If the average trail bike has 120mm of travel, which is very confidence inspiring with 2019 suspension components and geometry, what would happen if you could add meaningfully to that amount of suspension? Even better, imagine you could add additional suspension travel on demand. The answer is: you can. And it doesn’t cost anything.
Biological suspension is important
The obvious but often ignored truth is that every single rider possesses a great amount of unused suspension capability each time they are out riding: and it is their own physiology.
If you go into a power-squat position and compare that to your usual riding posture, you’ll notice there is a lot more than 120mm of vertical difference. And that is just the unused suspension travel available in your legs.
Sit on your bike, grab the grips and lean forward into a lower position, with your chest nearly over the steering tube top-cap. If you hit a big feature with the front wheel, your fork will absorb most of the impact, but if your arms are active too, working as two additional linkages, you can nearly double your available suspension travel.

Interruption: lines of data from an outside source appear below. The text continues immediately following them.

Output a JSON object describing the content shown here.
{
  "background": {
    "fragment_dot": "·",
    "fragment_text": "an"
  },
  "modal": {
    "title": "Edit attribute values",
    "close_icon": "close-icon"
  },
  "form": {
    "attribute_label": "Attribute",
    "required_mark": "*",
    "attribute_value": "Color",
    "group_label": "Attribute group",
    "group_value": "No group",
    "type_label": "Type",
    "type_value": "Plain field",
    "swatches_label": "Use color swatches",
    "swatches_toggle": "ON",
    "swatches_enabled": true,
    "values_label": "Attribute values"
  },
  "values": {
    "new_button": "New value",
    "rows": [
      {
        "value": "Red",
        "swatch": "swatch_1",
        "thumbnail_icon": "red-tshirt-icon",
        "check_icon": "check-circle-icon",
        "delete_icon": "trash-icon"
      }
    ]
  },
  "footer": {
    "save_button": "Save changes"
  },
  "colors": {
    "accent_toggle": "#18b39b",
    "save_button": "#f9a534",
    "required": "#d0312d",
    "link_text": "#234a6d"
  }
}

The least stable riding position, when navigating technical terrain features or attempting a high-speed descent, is sitting in a bolt upright posture. You have no margin to trigger additional physiological suspension travel or absorb more terrain with either your arms or legs.
By investing some time and effort in strength training and flexibility you’ll be a lot more active on the bike and unlock the latent physiological suspension potential in yourself. If you use a dropper seatpost on your bike, which will create the room to get lower and use your leg and arm suspension, there is tremendous potential waiting to be uncovered.
Having your weight more centred, pressuring the front wheel, is where cornering speed and traction is generated. And the only way to get into a better and more regular habit of doing that, is to envision and apply yourself as an integral and adjustable part of your mountain bike’s suspension system.